Steph Patzer is a self-taught artist whose relationship with art began early and has remained a constant thread throughout her life. While her creative practice has ebbed and flowed over the years, art has always served as a vital outlet—one rooted in instinct, experimentation, and personal expression.
Steph does not limit herself to a single medium. Instead, she embraces variety, having worked with nearly every material at one point or another. This openness has allowed her work to evolve organically, guided more by feeling than formal structure.
For ten years, Steph created art for Junkstock, using cast-offs and discarded materials to repurpose what others had overlooked. She also developed a practice of rescuing old oil paintings with ornate frames, painting over them to merge her own inspired work with the history already embedded in the canvas. Through this process, she explores transformation, reuse, and the quiet stories held within forgotten objects.
At its core, Steph’s work is about reimagining—finding new life, meaning, and beauty in what already exists.
After many years away from making art, Steph felt a deep pull to return when a close friend began work that felt urgent and meaningful. That pull led her back to her own inner artist—and to this piece.

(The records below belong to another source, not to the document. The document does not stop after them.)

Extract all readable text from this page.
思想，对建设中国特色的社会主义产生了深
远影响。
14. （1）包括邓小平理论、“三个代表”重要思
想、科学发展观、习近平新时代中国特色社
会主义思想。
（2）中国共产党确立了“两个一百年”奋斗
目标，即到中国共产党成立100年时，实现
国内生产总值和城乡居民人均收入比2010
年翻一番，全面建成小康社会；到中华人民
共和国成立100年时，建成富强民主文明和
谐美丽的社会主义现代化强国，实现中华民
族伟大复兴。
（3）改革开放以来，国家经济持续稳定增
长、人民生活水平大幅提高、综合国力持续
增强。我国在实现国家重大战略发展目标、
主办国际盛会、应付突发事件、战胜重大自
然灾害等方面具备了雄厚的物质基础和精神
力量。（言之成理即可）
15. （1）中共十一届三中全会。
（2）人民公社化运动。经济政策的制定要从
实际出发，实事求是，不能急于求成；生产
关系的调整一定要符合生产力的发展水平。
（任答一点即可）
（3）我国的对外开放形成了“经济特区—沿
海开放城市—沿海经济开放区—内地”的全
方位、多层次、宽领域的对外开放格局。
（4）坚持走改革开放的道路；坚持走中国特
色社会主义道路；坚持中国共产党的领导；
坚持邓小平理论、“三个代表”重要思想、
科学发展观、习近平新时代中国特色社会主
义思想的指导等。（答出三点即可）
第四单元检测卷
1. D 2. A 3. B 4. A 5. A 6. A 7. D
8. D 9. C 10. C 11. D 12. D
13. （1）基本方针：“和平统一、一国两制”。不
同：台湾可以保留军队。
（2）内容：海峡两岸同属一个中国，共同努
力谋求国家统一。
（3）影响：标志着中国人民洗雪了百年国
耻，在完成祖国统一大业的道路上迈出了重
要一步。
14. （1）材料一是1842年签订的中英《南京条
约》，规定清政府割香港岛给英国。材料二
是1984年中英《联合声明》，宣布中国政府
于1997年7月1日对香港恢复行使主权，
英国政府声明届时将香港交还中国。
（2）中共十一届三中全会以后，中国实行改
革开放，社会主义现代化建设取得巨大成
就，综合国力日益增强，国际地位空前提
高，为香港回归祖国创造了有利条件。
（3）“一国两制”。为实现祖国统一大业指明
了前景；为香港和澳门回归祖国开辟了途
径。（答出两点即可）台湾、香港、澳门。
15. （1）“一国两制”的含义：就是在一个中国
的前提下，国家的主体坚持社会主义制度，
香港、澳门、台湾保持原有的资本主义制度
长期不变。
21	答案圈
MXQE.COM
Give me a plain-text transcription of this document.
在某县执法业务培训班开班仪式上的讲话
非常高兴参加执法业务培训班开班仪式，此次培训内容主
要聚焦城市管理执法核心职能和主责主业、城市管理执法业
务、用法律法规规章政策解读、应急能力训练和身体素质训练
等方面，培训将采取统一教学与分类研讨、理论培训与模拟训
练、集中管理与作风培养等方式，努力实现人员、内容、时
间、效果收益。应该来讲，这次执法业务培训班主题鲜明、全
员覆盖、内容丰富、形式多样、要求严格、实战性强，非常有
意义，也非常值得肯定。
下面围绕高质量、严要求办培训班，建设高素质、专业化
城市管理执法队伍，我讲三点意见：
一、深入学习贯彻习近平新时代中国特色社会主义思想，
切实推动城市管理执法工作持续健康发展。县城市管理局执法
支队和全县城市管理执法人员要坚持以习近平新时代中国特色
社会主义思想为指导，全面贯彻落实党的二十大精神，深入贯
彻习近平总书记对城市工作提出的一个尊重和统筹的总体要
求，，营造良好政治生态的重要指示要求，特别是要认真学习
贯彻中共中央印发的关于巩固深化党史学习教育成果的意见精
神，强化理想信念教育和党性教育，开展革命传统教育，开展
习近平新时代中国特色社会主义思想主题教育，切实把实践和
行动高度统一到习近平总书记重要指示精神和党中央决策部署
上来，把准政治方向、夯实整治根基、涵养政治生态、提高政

The Disappearing Woman was born from a lived experience as a menopausal woman and from the profound, life-altering impact of gender-affirming care. Before hormone replacement therapy with estrogen and progesterone, her body felt as though it was slowly erasing itself. Steph could not sleep. Her skin became rough and fragile, hair dry and brittle, and her body unfamiliar and diminished. She felt disconnected—less present, less whole.
HRT was not cosmetic or elective for her; it was restorative. It returned her ability to rest, to inhabit her body, and to feel like herself again. It gave Steph back a sense of wholeness.
This work speaks to the quiet erasure that can happen when care is denied or politicized. While the specific choices people make about their bodies are not Steph’s business, access to care is her business when it is threatened. The government has stepped into an arena that should be governed by autonomy, compassion, and medical expertise. Because she has the freedom and privilege to do so, Steph chooses to use her voice—standing beside and behind her friends, her family, and her community.
The Disappearing Woman is both personal and collective. It is about visibility, bodily autonomy, and the right of every human to have options that allow them to feel whole.